Nesse embate entre poder público e taverneiros, os cativos constituíam esses ambientes como espaços para desenvolverem sua sociabilidade. As tavernas e quitandas não forneciam apenas a “aguardente”, mas também o “fumo” e a “diamba”, como vimos na passagem acima. Sobre a proibição da utilização da maconha, o historiador Assunção (1998, p. 67) revela ser este um costume bastante difundido para ser combatido; sendo assim “uma lei para ‘inglês ver’”.
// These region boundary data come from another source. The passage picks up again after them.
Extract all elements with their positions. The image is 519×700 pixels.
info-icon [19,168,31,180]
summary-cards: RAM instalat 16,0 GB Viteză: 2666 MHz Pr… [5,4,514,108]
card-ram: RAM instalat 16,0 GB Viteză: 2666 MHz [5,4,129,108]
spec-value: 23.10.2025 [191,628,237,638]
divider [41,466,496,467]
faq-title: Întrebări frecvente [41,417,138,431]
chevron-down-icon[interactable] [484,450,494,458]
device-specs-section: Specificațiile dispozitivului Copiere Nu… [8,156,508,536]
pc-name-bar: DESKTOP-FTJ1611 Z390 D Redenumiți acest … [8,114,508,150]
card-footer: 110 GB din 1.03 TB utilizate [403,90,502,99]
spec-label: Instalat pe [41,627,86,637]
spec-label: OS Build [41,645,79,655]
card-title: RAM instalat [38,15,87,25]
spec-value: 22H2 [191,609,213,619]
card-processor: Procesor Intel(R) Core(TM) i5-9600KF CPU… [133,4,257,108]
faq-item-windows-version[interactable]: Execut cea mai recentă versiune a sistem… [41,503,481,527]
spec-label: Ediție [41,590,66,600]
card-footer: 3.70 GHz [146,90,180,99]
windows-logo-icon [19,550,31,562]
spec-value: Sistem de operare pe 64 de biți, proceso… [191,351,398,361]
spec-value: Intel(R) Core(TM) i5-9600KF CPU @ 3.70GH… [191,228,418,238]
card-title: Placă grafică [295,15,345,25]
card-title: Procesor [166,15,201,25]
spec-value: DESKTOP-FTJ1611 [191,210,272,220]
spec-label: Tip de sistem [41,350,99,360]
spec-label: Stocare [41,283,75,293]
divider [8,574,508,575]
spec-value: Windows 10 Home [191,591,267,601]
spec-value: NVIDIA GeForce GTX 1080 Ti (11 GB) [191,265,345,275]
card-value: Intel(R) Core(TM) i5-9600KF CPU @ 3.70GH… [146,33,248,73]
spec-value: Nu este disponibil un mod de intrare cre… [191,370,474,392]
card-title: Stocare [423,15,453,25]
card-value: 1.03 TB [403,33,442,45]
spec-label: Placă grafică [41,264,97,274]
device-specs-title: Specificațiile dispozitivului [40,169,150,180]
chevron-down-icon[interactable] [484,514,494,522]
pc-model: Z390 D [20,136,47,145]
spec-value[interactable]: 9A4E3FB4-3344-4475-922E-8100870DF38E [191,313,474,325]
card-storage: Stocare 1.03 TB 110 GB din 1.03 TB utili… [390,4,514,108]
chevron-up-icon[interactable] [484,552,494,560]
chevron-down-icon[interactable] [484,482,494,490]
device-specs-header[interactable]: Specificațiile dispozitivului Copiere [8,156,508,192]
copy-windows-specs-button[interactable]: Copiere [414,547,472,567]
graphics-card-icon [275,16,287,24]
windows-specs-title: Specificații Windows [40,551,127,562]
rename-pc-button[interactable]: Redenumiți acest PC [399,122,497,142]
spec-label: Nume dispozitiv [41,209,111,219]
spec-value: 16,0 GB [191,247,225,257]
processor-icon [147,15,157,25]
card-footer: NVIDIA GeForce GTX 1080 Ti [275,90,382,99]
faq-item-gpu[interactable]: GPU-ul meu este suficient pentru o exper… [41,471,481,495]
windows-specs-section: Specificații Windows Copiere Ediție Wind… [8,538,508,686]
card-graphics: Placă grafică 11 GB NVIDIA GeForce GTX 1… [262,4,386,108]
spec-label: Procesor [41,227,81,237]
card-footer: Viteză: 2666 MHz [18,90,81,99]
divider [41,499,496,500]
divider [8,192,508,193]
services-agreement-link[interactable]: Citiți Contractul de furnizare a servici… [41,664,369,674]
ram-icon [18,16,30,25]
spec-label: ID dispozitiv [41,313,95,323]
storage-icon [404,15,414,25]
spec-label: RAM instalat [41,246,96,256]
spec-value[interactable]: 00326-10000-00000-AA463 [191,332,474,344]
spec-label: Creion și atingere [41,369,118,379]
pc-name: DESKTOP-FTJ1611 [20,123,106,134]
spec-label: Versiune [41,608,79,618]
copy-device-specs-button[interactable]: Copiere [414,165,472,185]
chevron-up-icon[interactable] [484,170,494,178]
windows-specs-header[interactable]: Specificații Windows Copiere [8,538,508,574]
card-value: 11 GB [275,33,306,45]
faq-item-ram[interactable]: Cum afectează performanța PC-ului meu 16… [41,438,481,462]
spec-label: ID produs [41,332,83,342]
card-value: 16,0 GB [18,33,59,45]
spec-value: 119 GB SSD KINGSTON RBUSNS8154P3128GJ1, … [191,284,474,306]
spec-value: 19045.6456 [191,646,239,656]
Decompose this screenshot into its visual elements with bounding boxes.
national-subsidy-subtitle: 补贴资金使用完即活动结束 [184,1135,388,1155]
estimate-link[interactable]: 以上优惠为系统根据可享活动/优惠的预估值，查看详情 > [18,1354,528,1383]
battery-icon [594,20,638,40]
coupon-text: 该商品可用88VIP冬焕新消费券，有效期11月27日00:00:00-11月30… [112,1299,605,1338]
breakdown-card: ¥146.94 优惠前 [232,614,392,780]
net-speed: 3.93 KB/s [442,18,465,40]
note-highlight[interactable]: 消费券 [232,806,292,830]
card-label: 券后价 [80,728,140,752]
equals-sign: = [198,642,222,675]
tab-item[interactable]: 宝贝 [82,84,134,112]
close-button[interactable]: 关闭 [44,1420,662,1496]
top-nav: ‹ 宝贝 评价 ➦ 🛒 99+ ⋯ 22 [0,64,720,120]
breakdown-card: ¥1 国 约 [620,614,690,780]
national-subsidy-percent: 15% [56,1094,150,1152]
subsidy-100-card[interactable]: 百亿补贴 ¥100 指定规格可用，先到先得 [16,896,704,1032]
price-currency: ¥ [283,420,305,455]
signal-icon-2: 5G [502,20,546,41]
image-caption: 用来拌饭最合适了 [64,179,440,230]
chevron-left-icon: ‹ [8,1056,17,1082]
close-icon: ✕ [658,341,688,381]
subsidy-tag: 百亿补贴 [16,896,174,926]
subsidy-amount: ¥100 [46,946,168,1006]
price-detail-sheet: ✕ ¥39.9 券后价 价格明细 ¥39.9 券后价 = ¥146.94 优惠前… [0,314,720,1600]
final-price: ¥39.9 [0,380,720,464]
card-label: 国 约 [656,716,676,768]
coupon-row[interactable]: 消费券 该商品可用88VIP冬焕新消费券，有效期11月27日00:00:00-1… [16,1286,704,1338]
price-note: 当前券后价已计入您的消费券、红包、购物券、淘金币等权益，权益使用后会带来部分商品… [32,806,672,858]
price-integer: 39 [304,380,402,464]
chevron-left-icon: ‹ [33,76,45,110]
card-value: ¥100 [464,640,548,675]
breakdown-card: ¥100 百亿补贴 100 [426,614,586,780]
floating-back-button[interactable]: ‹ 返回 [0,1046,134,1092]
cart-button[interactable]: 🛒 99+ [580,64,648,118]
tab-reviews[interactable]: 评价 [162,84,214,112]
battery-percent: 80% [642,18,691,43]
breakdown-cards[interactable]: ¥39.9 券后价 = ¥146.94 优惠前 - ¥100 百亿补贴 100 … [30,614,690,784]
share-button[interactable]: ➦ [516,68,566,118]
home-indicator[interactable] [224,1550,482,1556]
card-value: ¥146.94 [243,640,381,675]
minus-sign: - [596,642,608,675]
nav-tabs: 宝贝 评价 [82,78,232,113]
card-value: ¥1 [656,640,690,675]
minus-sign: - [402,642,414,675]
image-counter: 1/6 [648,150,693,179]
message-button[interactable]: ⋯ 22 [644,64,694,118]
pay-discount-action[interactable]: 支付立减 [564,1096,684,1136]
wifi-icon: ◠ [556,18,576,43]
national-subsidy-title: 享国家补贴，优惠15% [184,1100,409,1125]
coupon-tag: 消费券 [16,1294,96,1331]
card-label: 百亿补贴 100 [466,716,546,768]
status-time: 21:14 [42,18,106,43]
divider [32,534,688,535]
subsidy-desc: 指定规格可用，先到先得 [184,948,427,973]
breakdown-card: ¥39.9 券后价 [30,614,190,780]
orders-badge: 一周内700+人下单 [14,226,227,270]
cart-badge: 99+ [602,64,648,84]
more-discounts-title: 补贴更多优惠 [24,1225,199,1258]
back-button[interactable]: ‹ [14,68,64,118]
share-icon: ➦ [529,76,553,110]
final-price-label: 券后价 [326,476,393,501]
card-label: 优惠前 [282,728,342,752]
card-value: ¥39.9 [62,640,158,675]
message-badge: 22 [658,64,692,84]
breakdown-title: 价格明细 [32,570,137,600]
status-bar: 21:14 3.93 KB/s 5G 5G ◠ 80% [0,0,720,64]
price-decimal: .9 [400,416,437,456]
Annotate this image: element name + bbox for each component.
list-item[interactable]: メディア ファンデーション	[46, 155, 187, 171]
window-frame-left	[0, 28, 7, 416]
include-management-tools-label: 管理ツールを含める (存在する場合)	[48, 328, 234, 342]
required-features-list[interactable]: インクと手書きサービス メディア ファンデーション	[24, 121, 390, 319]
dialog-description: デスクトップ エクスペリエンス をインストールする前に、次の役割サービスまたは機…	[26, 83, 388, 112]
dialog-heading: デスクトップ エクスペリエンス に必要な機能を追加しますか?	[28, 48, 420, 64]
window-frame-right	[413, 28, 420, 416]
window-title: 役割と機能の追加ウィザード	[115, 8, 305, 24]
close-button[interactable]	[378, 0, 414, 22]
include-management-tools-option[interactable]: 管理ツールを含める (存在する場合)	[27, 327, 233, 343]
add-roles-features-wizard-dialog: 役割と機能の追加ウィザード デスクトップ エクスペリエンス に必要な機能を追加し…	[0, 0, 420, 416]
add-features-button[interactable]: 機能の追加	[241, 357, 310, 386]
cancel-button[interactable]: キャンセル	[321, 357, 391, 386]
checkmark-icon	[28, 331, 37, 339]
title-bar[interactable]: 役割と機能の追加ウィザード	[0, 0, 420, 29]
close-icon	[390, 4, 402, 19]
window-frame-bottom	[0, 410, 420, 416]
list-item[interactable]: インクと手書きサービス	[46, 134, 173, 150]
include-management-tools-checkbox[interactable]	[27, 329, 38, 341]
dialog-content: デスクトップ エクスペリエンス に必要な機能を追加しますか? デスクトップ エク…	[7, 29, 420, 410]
De acordo com Assunção (1998, p. 68),

A maconha não era somente uma forma de resistência cultural do escravo, mas podia também ser usada para suavizar um feitor muito exigente. [...] aos olhos da elite a cannabis e o álcool simplesmente tinham um efeito negativo sobre a moral de trabalho. Essa é a razão de serem ambos identificados como os principais fatores de brutalização das massas rurais e vistos como uma explicação para o atraso.

Embora as patrulhas policiais rondassem a cidade com o intuito de impedir a presença dos escravos nas vendas, não conseguiam lograr êxito, pois foram esses um dos locais firmados pelos escravos para usufruir de seus momentos de divertimentos com o

consumo de bebidas, fumo e maconha, constituindo nesses ambientes seus espaços de lazer e convivência.